La sentencia también absolvió a David Sánchez del delito de tráfico de influencias, al igual que a los otros 10 procesados en la causa. Este caso generó un intenso debate político en España desde que comenzó la investigación. El oficialismo y la oposición mantuvieron posturas enfrentadas sobre el proceso judicial.
Las acusaciones populares solicitaron penas de entre tres y seis años de prisión para David Sánchez. En contraste, la Fiscalía pidió su absolución al considerar que no existían responsabilidades penales por los delitos relacionados con su contratación en la Diputación y con la posterior modificación del nombre de su puesto. Finalmente, la Audiencia descartó el delito de tráfico de influencias, pero sí responsabilizó a David Sánchez por cooperación necesaria en la prevaricación administrativa.
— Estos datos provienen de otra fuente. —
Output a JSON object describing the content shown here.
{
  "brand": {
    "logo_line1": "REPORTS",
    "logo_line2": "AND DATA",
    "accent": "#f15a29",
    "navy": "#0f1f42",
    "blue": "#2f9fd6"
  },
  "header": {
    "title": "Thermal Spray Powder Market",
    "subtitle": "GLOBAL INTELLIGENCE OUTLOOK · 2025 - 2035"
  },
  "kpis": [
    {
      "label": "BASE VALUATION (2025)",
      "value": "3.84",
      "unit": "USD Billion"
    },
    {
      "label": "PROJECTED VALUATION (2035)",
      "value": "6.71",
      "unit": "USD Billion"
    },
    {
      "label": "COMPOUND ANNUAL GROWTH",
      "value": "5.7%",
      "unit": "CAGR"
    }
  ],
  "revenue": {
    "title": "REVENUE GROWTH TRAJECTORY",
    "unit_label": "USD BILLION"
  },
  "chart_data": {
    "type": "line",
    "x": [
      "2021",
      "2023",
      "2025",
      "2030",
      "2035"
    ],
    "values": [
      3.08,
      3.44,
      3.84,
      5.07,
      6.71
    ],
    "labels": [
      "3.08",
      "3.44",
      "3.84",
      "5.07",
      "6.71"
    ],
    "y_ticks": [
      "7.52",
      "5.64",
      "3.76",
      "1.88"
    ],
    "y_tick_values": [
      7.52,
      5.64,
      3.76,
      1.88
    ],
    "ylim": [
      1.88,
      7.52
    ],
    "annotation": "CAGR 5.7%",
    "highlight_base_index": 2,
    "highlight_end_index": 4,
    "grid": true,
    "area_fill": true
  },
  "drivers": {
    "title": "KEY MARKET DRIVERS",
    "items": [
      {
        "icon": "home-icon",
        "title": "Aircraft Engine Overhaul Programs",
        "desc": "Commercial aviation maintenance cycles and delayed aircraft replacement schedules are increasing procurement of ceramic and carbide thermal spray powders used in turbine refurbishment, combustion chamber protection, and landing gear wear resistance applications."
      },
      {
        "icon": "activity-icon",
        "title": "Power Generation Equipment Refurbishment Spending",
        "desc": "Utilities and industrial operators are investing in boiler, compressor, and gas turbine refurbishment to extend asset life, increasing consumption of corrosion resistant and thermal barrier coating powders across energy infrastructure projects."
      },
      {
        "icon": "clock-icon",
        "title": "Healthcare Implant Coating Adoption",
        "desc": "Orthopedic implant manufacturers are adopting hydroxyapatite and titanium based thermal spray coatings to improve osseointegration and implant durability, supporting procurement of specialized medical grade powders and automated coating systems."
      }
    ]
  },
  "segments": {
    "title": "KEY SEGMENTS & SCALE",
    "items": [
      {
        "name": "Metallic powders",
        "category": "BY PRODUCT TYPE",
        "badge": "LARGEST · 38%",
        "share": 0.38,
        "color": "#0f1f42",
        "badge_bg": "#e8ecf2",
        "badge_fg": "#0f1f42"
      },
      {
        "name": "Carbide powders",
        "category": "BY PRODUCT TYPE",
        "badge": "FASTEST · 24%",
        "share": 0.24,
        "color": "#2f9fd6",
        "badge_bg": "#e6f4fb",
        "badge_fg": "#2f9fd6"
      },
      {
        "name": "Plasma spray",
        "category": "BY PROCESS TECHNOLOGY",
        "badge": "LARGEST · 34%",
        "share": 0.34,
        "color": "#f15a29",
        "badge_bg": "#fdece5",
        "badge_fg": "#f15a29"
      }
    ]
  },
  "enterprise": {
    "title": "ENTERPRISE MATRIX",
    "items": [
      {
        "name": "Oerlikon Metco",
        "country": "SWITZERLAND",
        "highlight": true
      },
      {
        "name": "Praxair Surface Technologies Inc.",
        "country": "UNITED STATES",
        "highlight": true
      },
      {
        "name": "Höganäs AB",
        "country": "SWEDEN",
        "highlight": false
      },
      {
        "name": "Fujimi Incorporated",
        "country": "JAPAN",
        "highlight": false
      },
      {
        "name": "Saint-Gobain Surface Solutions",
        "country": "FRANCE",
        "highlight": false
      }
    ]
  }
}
En la misma resolución, el tribunal condenó al expresidente de la Diputación de Badajoz, Miguel Ángel Gallardo, a 18 años de inhabilitación para empleo público. La sentencia atribuyó esa responsabilidad a la contratación de David Sánchez y Luis Carrero, amigo del hermano del presidente.
La investigación comenzó en 2024 tras una denuncia presentada por la organización Manos Limpias, vinculada con la ultraderecha. Esta denuncia cuestionó el proceso mediante el cual David Sánchez obtuvo el puesto en la Diputación. Durante la instrucción, se encontraron indicios que sugirieron que la plaza pudo haberse creado para beneficiar a un familiar del presidente.
David Sánchez renunció el 5 de febrero de 2025 a su cargo como jefe de la Oficina de Artes Escénicas. Dos meses después, en abril de 2025, una jueza ordenó su procesamiento por prevaricación administrativa y tráfico de influencias junto con otros funcionarios. La defensa sostuvo que David encontró la oferta laboral a través de internet y que nunca participó en la creación ni adjudicación del puesto.
La condena se centró en la modificación del puesto que ocupaba David Sánchez. Él accedió en julio de 2017 a la plaza como coordinador de los conservatorios de Badajoz. En 2022, se cambió esa denominación por jefe de la Oficina de Artes Escénicas. Según la sentencia, esta decisión implicó “una transformación sustancial del puesto adjudicado como personal de Alta Dirección”. Además, eliminó incompatibilidades del cargo para adaptarlo a las preferencias personales de David Sánchez.
Tras conocerse el fallo, la ministra portavoz del Gobierno, Elma Saiz, afirmó que el Ejecutivo espera que instancias judiciales superiores confirmen la inocencia de David Sánchez cuando resuelvan el recurso contra esta sentencia. Desde la oposición, el líder del Partido Popular (PP), Alberto Núñez Feijóo, aseguró que esta resolución demuestra que nadie está por encima de la ley y reiteró su pedido de dimisión al presidente Pedro Sánchez.
Las reacciones también llegaron desde otros sectores del Parlamento. El portavoz de ERC en el Congreso, Gabriel Rufián, afirmó que “los jueces persiguen a la gente por la cara”. Por su parte, el diputado de Compromís, Alberto Ibáñez, calificó esta condena como una “auténtica desproporción” y un “aviso para navegantes”. El secretario general de Vox, José María Figaredo, sostuvo que esta sentencia demuestra que “estos tipos son unos chorizos (ladrones)”.
No obstante, David Sánchez no es el único familiar del presidente del Gobierno enfrentando un proceso judicial. Su cuñada, Begoña Gómez, esposa de Pedro Sánchez, permanece bajo investigación por presunto tráfico de influencias y malversación debido a su trabajo en una cátedra en la Universidad Complutense de Madrid.